Sachsens Wissenschaftsministerin Eva-Maria Stange (SPD) spricht von einem „abscheulichen Angriff“: Vor rund zweieinhalb Wochen wurde eine transsexuelle Studentin vor der Moritzbastei in Leipzig von einem Unbekannten schwer verletzt. Der Täter forderte die 22-Jährige erst auf, ihren Intimbereich zu entblößen – und brach ihr dann mit einem Schlag ins Gesicht die Nase.

Bislang konnte der Angreifer nicht ermittelt werden, obwohl der Polizei ein Handyfoto vorliegt, auf dem der Mann vor der Notaufnahme der Uniklinik gut zu erkennen sein soll. Dort tauchte der Täter später erneut auf und verhöhnte die verletzte 22-Jährige mit einem Grinsen.

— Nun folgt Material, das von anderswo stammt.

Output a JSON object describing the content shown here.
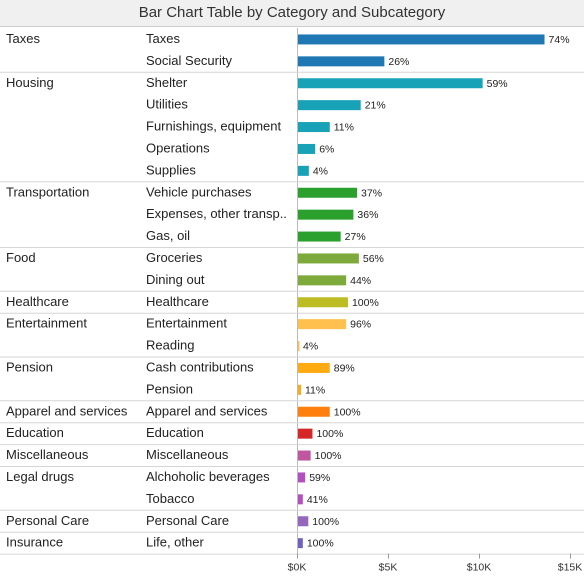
{
  "chart_data": {
    "type": "bar",
    "title": "Bar Chart Table by Category and Subcategory",
    "xlabel": "",
    "ylabel": "",
    "xlim": [
      0,
      15000
    ],
    "x_ticks": [
      "$0K",
      "$5K",
      "$10K",
      "$15K"
    ],
    "x_tick_values": [
      0,
      5000,
      10000,
      15000
    ],
    "grid": false,
    "legend": "none",
    "groups": [
      {
        "category": "Taxes",
        "color": "#1f77b4",
        "rows": [
          {
            "subcategory": "Taxes",
            "value": 13600,
            "label": "74%"
          },
          {
            "subcategory": "Social Security",
            "value": 4800,
            "label": "26%"
          }
        ]
      },
      {
        "category": "Housing",
        "color": "#17a2b8",
        "rows": [
          {
            "subcategory": "Shelter",
            "value": 10200,
            "label": "59%"
          },
          {
            "subcategory": "Utilities",
            "value": 3500,
            "label": "21%"
          },
          {
            "subcategory": "Furnishings, equipment",
            "value": 1800,
            "label": "11%"
          },
          {
            "subcategory": "Operations",
            "value": 1000,
            "label": "6%"
          },
          {
            "subcategory": "Supplies",
            "value": 650,
            "label": "4%"
          }
        ]
      },
      {
        "category": "Transportation",
        "color": "#2ca02c",
        "rows": [
          {
            "subcategory": "Vehicle purchases",
            "value": 3300,
            "label": "37%"
          },
          {
            "subcategory": "Expenses, other transp..",
            "value": 3100,
            "label": "36%"
          },
          {
            "subcategory": "Gas, oil",
            "value": 2400,
            "label": "27%"
          }
        ]
      },
      {
        "category": "Food",
        "color": "#7daa3a",
        "rows": [
          {
            "subcategory": "Groceries",
            "value": 3400,
            "label": "56%"
          },
          {
            "subcategory": "Dining out",
            "value": 2700,
            "label": "44%"
          }
        ]
      },
      {
        "category": "Healthcare",
        "color": "#bcbd22",
        "rows": [
          {
            "subcategory": "Healthcare",
            "value": 2800,
            "label": "100%"
          }
        ]
      },
      {
        "category": "Entertainment",
        "color": "#ffc04d",
        "rows": [
          {
            "subcategory": "Entertainment",
            "value": 2700,
            "label": "96%"
          },
          {
            "subcategory": "Reading",
            "value": 110,
            "label": "4%"
          }
        ]
      },
      {
        "category": "Pension",
        "color": "#ffaa11",
        "rows": [
          {
            "subcategory": "Cash contributions",
            "value": 1800,
            "label": "89%"
          },
          {
            "subcategory": "Pension",
            "value": 220,
            "label": "11%"
          }
        ]
      },
      {
        "category": "Apparel and services",
        "color": "#ff7f0e",
        "rows": [
          {
            "subcategory": "Apparel and services",
            "value": 1800,
            "label": "100%"
          }
        ]
      },
      {
        "category": "Education",
        "color": "#d62728",
        "rows": [
          {
            "subcategory": "Education",
            "value": 850,
            "label": "100%"
          }
        ]
      },
      {
        "category": "Miscellaneous",
        "color": "#c0569f",
        "rows": [
          {
            "subcategory": "Miscellaneous",
            "value": 750,
            "label": "100%"
          }
        ]
      },
      {
        "category": "Legal drugs",
        "color": "#b44fc0",
        "rows": [
          {
            "subcategory": "Alchoholic beverages",
            "value": 450,
            "label": "59%"
          },
          {
            "subcategory": "Tobacco",
            "value": 320,
            "label": "41%"
          }
        ]
      },
      {
        "category": "Personal Care",
        "color": "#9467bd",
        "rows": [
          {
            "subcategory": "Personal Care",
            "value": 620,
            "label": "100%"
          }
        ]
      },
      {
        "category": "Insurance",
        "color": "#7060c0",
        "rows": [
          {
            "subcategory": "Life, other",
            "value": 320,
            "label": "100%"
          }
        ]
      }
    ]
  }
}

Behörden fahnden nur intern

Noch fahnden die Ermittler mit dem Bild nur unter Ausschluss der Öffentlichkeit nach dem Mann, der etwa Mitte bis Ende 30, 1,80 Meter groß, trainiert und Deutscher mit sächsischem Akzent sein soll. Vor allem in sozialen Netzwerken wurde zuletzt der Ruf laut, das Foto zu zeigen, um den Täter zu fassen. Warum die Ermittlungsbehörden das Bild zurückhalten, erklärte am Freitag Felix Mezger, Sprecher der Staatsanwaltschaft Leipzig, auf Nachfrage von LVZ.de. Grundlage sei hierfür Paragraf 131b der Strafprozessordnung.

„Danach ist eine Öffentlichkeitsfahndung nach einem Verdächtigen mit Lichtbildern nur rechtlich zulässig, wenn die Feststellung der Identität des unbekannten Täters auf andere Weise erheblich weniger Erfolg versprechend oder wesentlich erschwert wäre“, erklärte der Staatsanwalt die Rechtslage. Es müssten also zuerst alle anderen Ermittlungs- und Fahndungsmaßnahmen ausgeschöpft werden, bevor mit Fotos öffentlich nach einem Täter gesucht werden könne.

„Entsprechende Maßnahmen laufen derzeit“, berichtete Mezger. „Falls diese nicht zeitnah zum Erfolg führen, wird die Staatsanwaltschaft Leipzig beim Vorliegen der gesetzlichen Voraussetzungen beim zuständigen Richter auch eine Anordnung zur Veröffentlichung von Lichtbildern des Verdächtigen erwirken“, schloss der Behördensprecher eine künftige Öffentlichkeitsfahndung nicht aus.

Hochschulen verurteilen Angriff scharf

Am Freitag verurteilten Leipziger Hochschulen, Studentenräte und zwei sächsische Ministerinnen die Tat vom 25. Juni und machten sich gemeinsam für eine offene und vorurteilsfreie Gesellschaft stark. In einer zum Auftakt des Christopher Street Day (CSD) von der Uni Leipzig veröffentlichten Erklärung heißt es: „Als gesellschaftliche Akteur_innen positionieren wir uns eindeutig gegen jede Form von Hass und Gewalt. Aus diesem Grund verurteilen wir alle Arten von Übergriffen auf das Schärfste“ (die gesamte Erklärung im Wortlaut ist weiter unten zu finden).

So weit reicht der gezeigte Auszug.